The Long Song by Andrea Levy

Post by writerinthenorth » Thu January 13th, 2011, 2:43 pm

I came to 'The Long Song' having thoroughly enjoyed Andrea Levy's 'Small Island'. My expectations were high, and she did not merely match but exceed them. Her secret is in finding the right voice for the story, and in the female slave July she found someone to conduct us through the years of slavery and (so-called) freedom for the blacks in Jamaica with just the right amount of irreverence to deny her victim status, and an instinctive native wit to counterbalance the misery, or rather to give it a very individual perspective.

Levy admits in her own notes on writing the novel to the anticipated difficulty of writing about slavery "without it turning into a harrowing tale of violence and misery". July arose from that anxiety as the answer to it. As a narrator she is unreliable, one-eyed and sometimes mendacious, which is paradoxically why we trust her version of events above the orthodox white historian's view. She is not overly interested in the historical details (though the author has clever devices to give us just as much as we need) preferring to let the story unfold for us through her experiences and her relationships. She is often self-deluded, succeeds in fooling us too at times, and we love her for it.

You might be surprised, given the subject matter, when I tell you that this is in many ways a highly comic novel. July's interpretation of her mistress Caroline's foibles, for example, is pure Fielding at times, as is July's relationship with her own son, Thomas, who is presented as the publisher of her story and with whom she has a continuing chafing dialogue about her version of events. The written down speech of the late-educated Jamaican slave is another source of amusement, in the same way that Huck Finn makes us smile as he tells his tale Mississippi-style. Levy writes with the ear just as well as Mark Twain did.
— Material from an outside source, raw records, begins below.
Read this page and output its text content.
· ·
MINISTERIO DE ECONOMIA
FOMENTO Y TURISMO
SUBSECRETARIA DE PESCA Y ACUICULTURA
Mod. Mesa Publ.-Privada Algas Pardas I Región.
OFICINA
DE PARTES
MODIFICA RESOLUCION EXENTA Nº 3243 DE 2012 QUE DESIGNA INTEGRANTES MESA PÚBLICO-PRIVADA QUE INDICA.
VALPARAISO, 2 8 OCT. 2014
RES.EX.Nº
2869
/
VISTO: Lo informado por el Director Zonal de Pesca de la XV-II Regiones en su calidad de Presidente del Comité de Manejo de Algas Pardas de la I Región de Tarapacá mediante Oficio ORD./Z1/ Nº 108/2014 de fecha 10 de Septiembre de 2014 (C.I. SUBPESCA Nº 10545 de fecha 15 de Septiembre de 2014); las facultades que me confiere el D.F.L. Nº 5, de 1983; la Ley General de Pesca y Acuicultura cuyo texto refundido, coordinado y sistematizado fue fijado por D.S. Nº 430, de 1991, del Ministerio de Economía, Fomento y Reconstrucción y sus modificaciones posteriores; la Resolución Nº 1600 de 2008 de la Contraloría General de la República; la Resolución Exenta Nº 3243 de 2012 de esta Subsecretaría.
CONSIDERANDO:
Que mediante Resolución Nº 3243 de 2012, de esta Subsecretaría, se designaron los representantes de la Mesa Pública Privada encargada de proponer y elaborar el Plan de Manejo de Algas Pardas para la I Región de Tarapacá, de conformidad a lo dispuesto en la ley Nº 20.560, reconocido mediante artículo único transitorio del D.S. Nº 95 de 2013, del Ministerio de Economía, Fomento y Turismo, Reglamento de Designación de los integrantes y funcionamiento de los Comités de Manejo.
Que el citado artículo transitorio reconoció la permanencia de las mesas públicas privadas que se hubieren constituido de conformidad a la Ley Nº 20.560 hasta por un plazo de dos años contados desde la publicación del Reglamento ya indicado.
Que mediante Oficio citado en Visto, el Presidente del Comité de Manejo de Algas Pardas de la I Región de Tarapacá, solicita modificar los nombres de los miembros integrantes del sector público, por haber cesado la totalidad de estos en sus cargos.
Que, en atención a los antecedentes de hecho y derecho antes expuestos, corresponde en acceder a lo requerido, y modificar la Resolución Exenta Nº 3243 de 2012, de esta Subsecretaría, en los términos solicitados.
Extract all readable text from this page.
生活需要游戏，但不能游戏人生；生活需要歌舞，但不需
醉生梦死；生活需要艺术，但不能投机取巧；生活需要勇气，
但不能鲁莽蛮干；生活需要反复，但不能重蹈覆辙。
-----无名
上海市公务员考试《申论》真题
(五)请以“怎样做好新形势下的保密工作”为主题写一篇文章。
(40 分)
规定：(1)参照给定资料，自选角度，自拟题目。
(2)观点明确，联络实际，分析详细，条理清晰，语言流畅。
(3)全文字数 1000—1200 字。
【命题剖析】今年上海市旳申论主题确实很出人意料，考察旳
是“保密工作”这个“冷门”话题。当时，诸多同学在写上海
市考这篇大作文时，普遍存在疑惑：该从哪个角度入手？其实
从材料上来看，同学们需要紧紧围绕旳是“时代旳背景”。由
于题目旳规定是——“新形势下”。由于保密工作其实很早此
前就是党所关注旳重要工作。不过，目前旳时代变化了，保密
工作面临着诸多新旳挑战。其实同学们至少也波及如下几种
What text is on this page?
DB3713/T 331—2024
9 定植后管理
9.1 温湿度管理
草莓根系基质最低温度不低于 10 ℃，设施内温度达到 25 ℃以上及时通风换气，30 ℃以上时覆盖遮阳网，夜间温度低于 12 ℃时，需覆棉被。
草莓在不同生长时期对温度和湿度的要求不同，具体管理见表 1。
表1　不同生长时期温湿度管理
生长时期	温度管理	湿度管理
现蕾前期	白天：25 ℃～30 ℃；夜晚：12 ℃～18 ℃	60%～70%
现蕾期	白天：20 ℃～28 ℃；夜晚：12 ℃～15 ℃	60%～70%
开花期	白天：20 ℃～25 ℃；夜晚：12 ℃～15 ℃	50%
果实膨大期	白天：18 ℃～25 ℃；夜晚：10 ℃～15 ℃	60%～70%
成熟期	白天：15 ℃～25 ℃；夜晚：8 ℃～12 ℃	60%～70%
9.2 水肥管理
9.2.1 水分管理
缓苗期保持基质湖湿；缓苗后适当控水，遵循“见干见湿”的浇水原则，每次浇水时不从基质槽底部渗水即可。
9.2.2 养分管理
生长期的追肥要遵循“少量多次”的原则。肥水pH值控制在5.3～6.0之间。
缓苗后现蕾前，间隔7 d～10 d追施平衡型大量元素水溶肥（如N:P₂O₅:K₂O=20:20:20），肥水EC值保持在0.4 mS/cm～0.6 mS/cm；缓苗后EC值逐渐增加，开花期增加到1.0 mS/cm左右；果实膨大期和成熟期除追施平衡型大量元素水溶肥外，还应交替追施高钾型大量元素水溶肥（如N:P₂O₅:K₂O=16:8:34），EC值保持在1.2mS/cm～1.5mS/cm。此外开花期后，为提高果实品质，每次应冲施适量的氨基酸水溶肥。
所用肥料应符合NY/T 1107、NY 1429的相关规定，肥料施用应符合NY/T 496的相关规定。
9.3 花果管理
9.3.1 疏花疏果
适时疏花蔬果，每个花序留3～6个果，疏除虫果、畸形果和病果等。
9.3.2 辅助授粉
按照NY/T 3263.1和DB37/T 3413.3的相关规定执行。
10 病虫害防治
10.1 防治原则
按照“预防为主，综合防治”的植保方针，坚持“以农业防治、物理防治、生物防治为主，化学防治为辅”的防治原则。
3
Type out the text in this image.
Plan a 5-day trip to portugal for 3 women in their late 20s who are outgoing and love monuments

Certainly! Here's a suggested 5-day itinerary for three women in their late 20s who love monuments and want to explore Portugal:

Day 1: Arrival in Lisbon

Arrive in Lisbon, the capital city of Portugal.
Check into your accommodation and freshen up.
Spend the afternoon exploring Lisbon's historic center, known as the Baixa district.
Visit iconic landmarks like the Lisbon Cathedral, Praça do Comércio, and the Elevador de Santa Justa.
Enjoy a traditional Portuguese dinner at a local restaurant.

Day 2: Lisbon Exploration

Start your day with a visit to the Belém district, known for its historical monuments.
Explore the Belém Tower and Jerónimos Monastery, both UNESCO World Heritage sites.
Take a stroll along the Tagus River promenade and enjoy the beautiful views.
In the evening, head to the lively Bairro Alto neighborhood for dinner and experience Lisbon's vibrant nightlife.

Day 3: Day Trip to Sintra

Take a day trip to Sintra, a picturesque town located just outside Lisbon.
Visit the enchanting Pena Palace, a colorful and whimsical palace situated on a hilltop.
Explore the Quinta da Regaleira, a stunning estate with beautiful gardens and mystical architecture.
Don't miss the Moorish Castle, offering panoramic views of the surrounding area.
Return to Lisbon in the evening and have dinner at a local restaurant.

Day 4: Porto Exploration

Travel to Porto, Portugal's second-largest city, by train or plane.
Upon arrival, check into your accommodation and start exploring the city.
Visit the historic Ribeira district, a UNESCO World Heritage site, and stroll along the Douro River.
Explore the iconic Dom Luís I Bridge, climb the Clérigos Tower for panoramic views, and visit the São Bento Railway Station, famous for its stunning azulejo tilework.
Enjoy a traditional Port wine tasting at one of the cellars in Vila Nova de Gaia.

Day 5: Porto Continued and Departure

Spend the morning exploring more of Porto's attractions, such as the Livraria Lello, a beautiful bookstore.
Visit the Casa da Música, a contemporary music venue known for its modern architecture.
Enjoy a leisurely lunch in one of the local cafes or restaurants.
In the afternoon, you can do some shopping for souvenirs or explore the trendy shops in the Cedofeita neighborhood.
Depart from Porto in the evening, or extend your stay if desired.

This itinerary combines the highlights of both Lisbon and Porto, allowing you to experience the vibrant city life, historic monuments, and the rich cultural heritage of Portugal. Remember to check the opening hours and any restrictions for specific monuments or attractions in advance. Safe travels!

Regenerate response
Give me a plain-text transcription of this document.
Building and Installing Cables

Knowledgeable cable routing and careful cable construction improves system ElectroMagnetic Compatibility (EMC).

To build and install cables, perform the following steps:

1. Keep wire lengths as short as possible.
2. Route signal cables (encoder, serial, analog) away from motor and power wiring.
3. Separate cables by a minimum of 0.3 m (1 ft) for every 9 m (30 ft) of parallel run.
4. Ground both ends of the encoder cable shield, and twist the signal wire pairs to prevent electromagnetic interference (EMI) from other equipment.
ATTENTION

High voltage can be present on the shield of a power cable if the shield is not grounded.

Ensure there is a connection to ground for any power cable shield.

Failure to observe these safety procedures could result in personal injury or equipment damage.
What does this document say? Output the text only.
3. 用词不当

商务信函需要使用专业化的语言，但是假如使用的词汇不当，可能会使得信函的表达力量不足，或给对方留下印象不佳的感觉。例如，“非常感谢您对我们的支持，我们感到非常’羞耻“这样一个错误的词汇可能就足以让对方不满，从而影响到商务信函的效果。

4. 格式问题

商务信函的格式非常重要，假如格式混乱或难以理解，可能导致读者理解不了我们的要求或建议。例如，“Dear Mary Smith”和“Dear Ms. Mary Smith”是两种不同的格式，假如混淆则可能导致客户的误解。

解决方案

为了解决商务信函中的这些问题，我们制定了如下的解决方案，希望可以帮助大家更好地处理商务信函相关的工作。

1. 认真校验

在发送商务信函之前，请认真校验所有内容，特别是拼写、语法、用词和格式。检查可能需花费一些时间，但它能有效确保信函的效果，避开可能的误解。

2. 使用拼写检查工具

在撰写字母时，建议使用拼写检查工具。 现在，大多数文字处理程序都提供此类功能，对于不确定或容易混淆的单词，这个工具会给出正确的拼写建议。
However much we are entertained by July, we never lose sight of her courage, her tenacity, her life-affirming spirit, and through them we see the qualities that all those who survived and eventually thrived in that harsh period must have had in abundance. Levy never fails to get her message through clearly. That she can do so without a hint of didactism or of overwrought sentimentality says much about her ability as a writer of our times and of our sometimes inglorious past.

Review by David Williams (blog writerinthenorth)

Posts: 4585
Joined: August 2008

Post by annis » Thu January 13th, 2011, 7:31 pm

Great review, David. Your opinion seems to reflect those of others I've seen. It's a book I've been meaning to get round to reading myself (usual story- so many books, so little time), especially after reading Isabel Allende's Island Beneath the Sea last year (reviewhere). It was a grand undertaking, but not a total success IMO, in that the author often distances the reader from the story. I puzzled over this until I read an interview with Allende in which she commented that during her research she found the subject so harrowing that it made her physically ill at times. Then I understood that to cope she distanced herself from it, and this is reflected in her novel.